Okay, so I want to post a story sometime in the near future, but I need to know a few things first. Since I'm only 16, I know there's some things I'm not allowed to view, so I'm sure I will have to censor my stories a little bit. I'm not sure quite how far I'm allowed to take things though. Is gore okay? If so, how graphic can I get with it? And how suggestive is too suggestive? Language I'm pretty sure shouldn't affect it. I just need a few quick tips along those lines. I appreciate it!


----------



## quayza (Jan 9, 2010)

Keep it general. I belive a bit of gore could be allowed but dont go crazy with. It has to be more suited for a general audience.


----------



## ScottyDM (Jan 12, 2010)

Love is beautiful. Gore is porn.

But that's only my opinion. ;-) 

S~


----------



## Mojotaian (Jan 12, 2010)

Blayze said:


> Okay, so I want to post a story sometime in the near future, but I need to know a few things first. Since I'm only 16, I know there's some things I'm not allowed to view, so I'm sure I will have to censor my stories a little bit. I'm not sure quite how far I'm allowed to take things though. Is gore okay? If so, how graphic can I get with it? And how suggestive is too suggestive? Language I'm pretty sure shouldn't affect it. I just need a few quick tips along those lines. I appreciate it!


 
Go as far as you like...

and seriously kid, I've been looking at porn since I was about 13!!! I'm only 17 now and I've written a porn thing or two!

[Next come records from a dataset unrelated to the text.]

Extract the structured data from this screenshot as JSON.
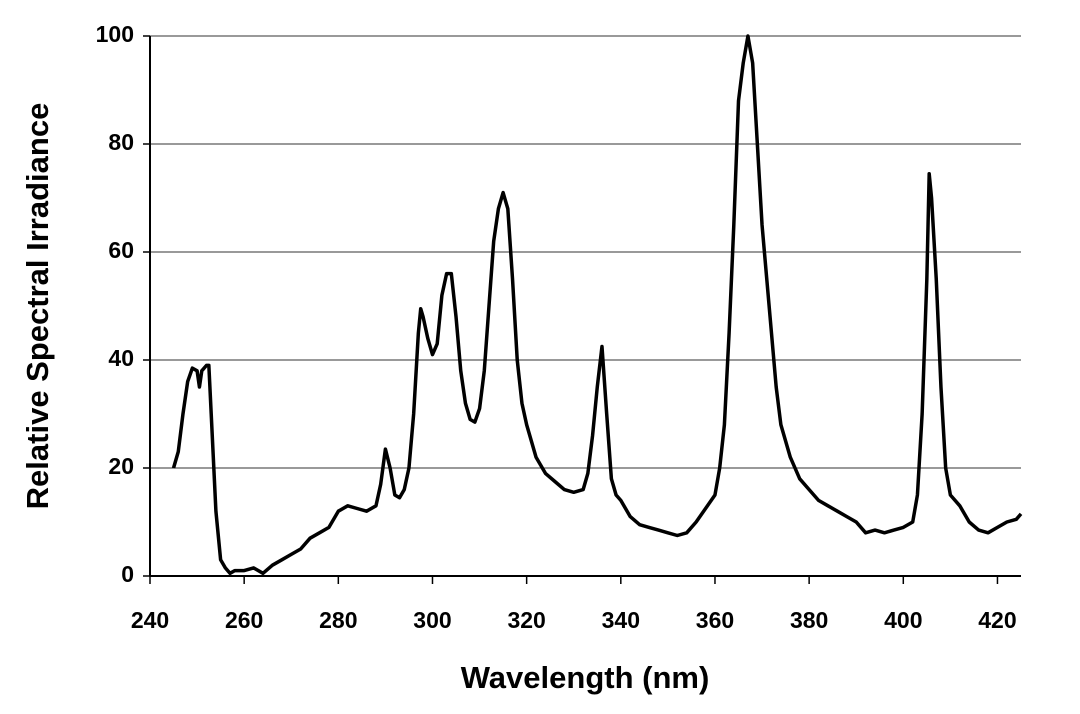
{
  "chart_data": {
    "type": "line",
    "xlabel": "Wavelength (nm)",
    "ylabel": "Relative Spectral Irradiance",
    "xlim": [
      240,
      425
    ],
    "xticks": [
      240,
      260,
      280,
      300,
      320,
      340,
      360,
      380,
      400,
      420
    ],
    "ylim": [
      0,
      100
    ],
    "yticks": [
      0,
      20,
      40,
      60,
      80,
      100
    ],
    "grid": true,
    "x": [
      245,
      246,
      247,
      248,
      249,
      250,
      250.5,
      251,
      252,
      252.5,
      253,
      254,
      255,
      256,
      257,
      258,
      260,
      262,
      264,
      266,
      268,
      270,
      272,
      274,
      276,
      278,
      280,
      282,
      284,
      286,
      288,
      289,
      290,
      291,
      292,
      293,
      294,
      295,
      296,
      297,
      297.5,
      298,
      299,
      300,
      301,
      302,
      303,
      304,
      305,
      306,
      307,
      308,
      309,
      310,
      311,
      312,
      313,
      314,
      315,
      316,
      317,
      318,
      319,
      320,
      322,
      324,
      326,
      328,
      330,
      332,
      333,
      334,
      335,
      336,
      337,
      338,
      339,
      340,
      342,
      344,
      346,
      348,
      350,
      352,
      354,
      356,
      358,
      360,
      361,
      362,
      363,
      364,
      365,
      366,
      367,
      368,
      369,
      370,
      371,
      372,
      373,
      374,
      376,
      378,
      380,
      382,
      384,
      386,
      388,
      390,
      392,
      394,
      396,
      398,
      400,
      402,
      403,
      404,
      405,
      405.5,
      406,
      407,
      408,
      409,
      410,
      412,
      414,
      416,
      418,
      420,
      422,
      424,
      425
    ],
    "series": [
      {
        "color": "#000000",
        "values": [
          20,
          23,
          30,
          36,
          38.5,
          38,
          35,
          38,
          39,
          39,
          30,
          12,
          3,
          1.5,
          0.5,
          1,
          1,
          1.5,
          0.5,
          2,
          3,
          4,
          5,
          7,
          8,
          9,
          12,
          13,
          12.5,
          12,
          13,
          17,
          23.5,
          20,
          15,
          14.5,
          16,
          20,
          30,
          45,
          49.5,
          48,
          44,
          41,
          43,
          52,
          56,
          56,
          48,
          38,
          32,
          29,
          28.5,
          31,
          38,
          50,
          62,
          68,
          71,
          68,
          55,
          40,
          32,
          28,
          22,
          19,
          17.5,
          16,
          15.5,
          16,
          19,
          26,
          35,
          42.5,
          30,
          18,
          15,
          14,
          11,
          9.5,
          9,
          8.5,
          8,
          7.5,
          8,
          10,
          12.5,
          15,
          20,
          28,
          45,
          65,
          88,
          95,
          100,
          95,
          80,
          65,
          55,
          45,
          35,
          28,
          22,
          18,
          16,
          14,
          13,
          12,
          11,
          10,
          8,
          8.5,
          8,
          8.5,
          9,
          10,
          15,
          30,
          55,
          74.5,
          70,
          55,
          35,
          20,
          15,
          13,
          10,
          8.5,
          8,
          9,
          10,
          10.5,
          11.5
        ]
      }
    ]
  }
}
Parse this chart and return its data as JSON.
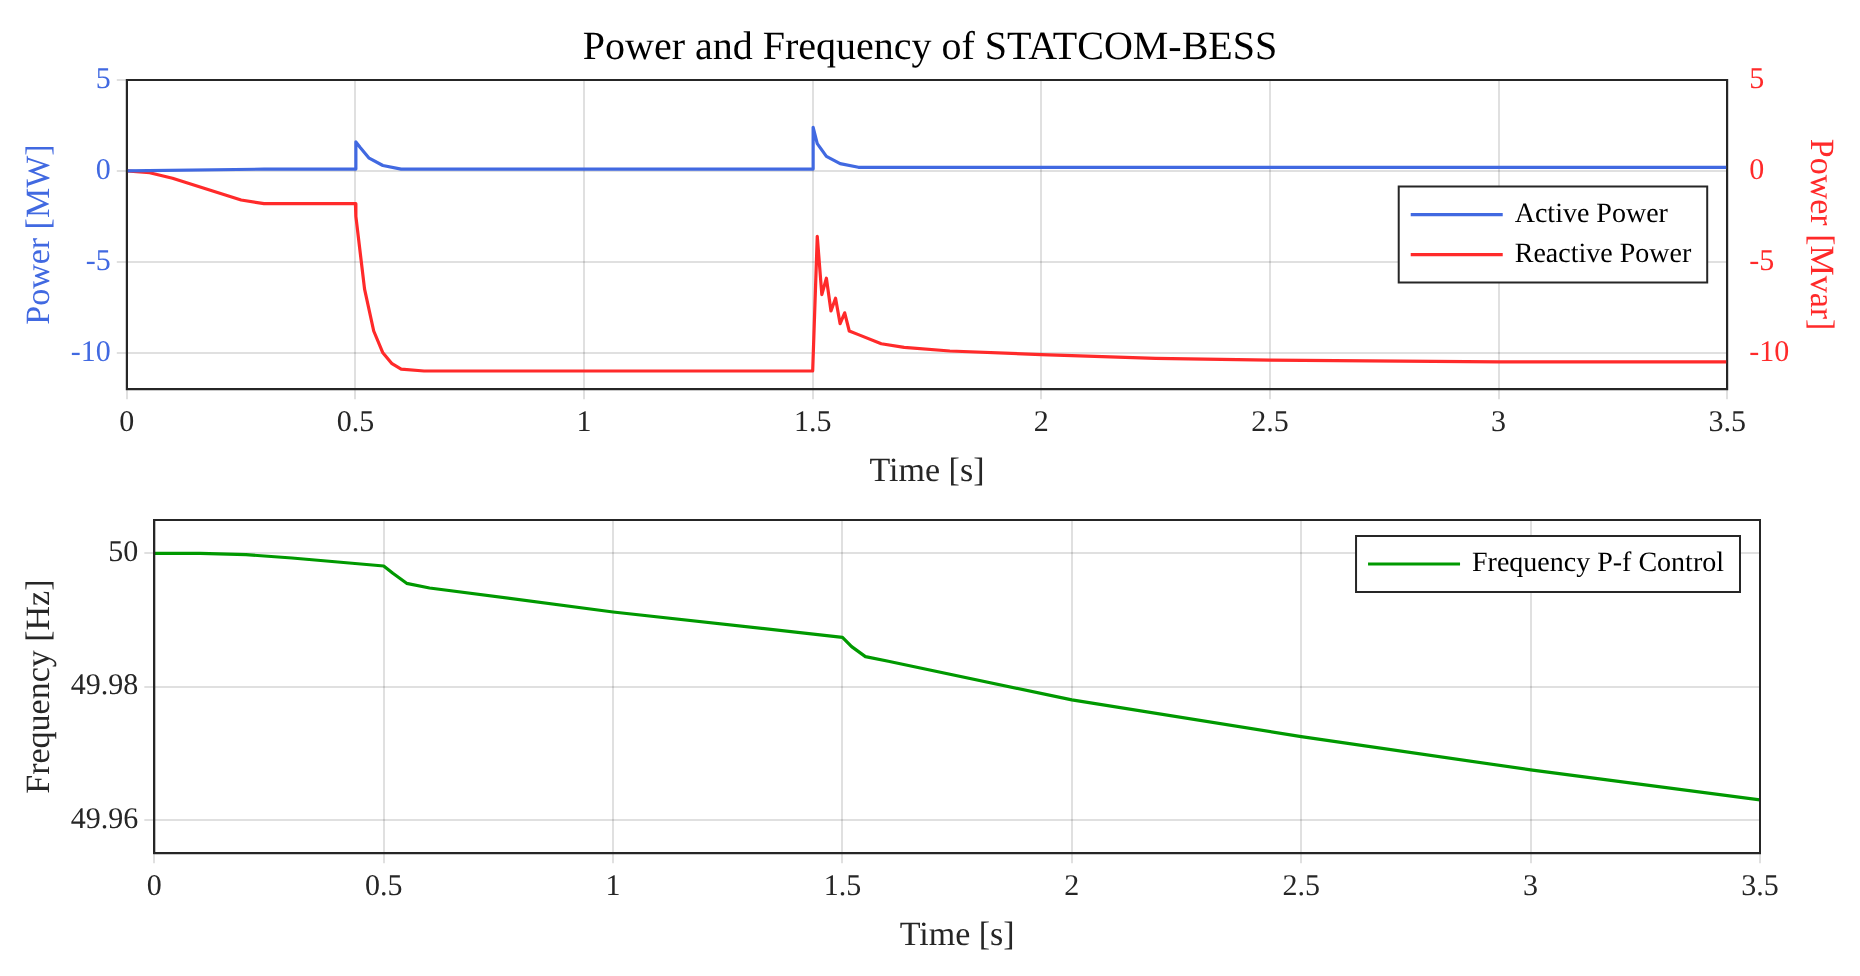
{
  "chart_data": [
    {
      "type": "line",
      "title": "Power and Frequency of STATCOM-BESS",
      "xlabel": "Time [s]",
      "ylabel": "Power [MW]",
      "y2label": "Power [Mvar]",
      "xlim": [
        0,
        3.5
      ],
      "xticks": [
        0,
        0.5,
        1,
        1.5,
        2,
        2.5,
        3,
        3.5
      ],
      "ylim": [
        -12,
        5
      ],
      "yticks": [
        -10,
        -5,
        0,
        5
      ],
      "y2lim": [
        -12,
        5
      ],
      "y2ticks": [
        -10,
        -5,
        0,
        5
      ],
      "grid": true,
      "legend": "right",
      "marker": "none",
      "line_style": "solid",
      "series": [
        {
          "name": "Active Power",
          "color": "#4169e1",
          "axis": "y",
          "x": [
            0,
            0.3,
            0.5,
            0.501,
            0.51,
            0.53,
            0.56,
            0.6,
            1.5,
            1.501,
            1.51,
            1.53,
            1.56,
            1.6,
            2,
            3.5
          ],
          "values": [
            0,
            0.1,
            0.1,
            1.6,
            1.3,
            0.7,
            0.3,
            0.1,
            0.1,
            2.4,
            1.5,
            0.8,
            0.4,
            0.2,
            0.2,
            0.2
          ]
        },
        {
          "name": "Reactive Power",
          "color": "#ff2a2a",
          "axis": "y2",
          "x": [
            0,
            0.05,
            0.1,
            0.15,
            0.2,
            0.25,
            0.3,
            0.5,
            0.501,
            0.52,
            0.54,
            0.56,
            0.58,
            0.6,
            0.65,
            1.5,
            1.51,
            1.52,
            1.53,
            1.54,
            1.55,
            1.56,
            1.57,
            1.58,
            1.6,
            1.65,
            1.7,
            1.8,
            2,
            2.25,
            2.5,
            3,
            3.5
          ],
          "values": [
            0,
            -0.1,
            -0.4,
            -0.8,
            -1.2,
            -1.6,
            -1.8,
            -1.8,
            -2.5,
            -6.5,
            -8.8,
            -10,
            -10.6,
            -10.9,
            -11,
            -11,
            -3.6,
            -6.8,
            -5.9,
            -7.7,
            -7,
            -8.4,
            -7.8,
            -8.8,
            -9,
            -9.5,
            -9.7,
            -9.9,
            -10.1,
            -10.3,
            -10.4,
            -10.5,
            -10.5
          ]
        }
      ]
    },
    {
      "type": "line",
      "xlabel": "Time [s]",
      "ylabel": "Frequency [Hz]",
      "xlim": [
        0,
        3.5
      ],
      "xticks": [
        0,
        0.5,
        1,
        1.5,
        2,
        2.5,
        3,
        3.5
      ],
      "ylim": [
        49.955,
        50.005
      ],
      "yticks": [
        49.96,
        49.98,
        50
      ],
      "grid": true,
      "legend": "top right",
      "marker": "none",
      "line_style": "solid",
      "series": [
        {
          "name": "Frequency P-f Control",
          "color": "#009900",
          "x": [
            0,
            0.1,
            0.2,
            0.3,
            0.4,
            0.5,
            0.52,
            0.55,
            0.6,
            1,
            1.5,
            1.52,
            1.55,
            1.6,
            2,
            2.5,
            3,
            3.5
          ],
          "values": [
            50,
            50,
            49.9998,
            49.9993,
            49.9987,
            49.9981,
            49.997,
            49.9955,
            49.9948,
            49.9912,
            49.9874,
            49.986,
            49.9845,
            49.9838,
            49.978,
            49.9725,
            49.9675,
            49.963
          ]
        }
      ]
    }
  ]
}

Make it as graphic, violent and dirty as you bloody well LIKE!

Though, I do think I need to get back onto working on a porn story of mine... Where's that memory stick...?


----------



## Atrak (Jan 12, 2010)

Just be sure that if it's porn, you put NSFW in the title, and when asking for critiques, put the rating and reasons for it with the request.


----------



## Xipoid (Jan 12, 2010)

Since you're under 18, the only thing you can do is keep the gore/blood trivial, which means little detail (if you are going to post it on FA). Like a passing mention, say "...sliced his arm clean off" or "blood gushed from the wound..." kind of thing. I wouldn't suggest going more detailed than that unless you want someone to be a little uptight (as rare as that is).


If you aren't going to post it here, write whatever the hell you want.


----------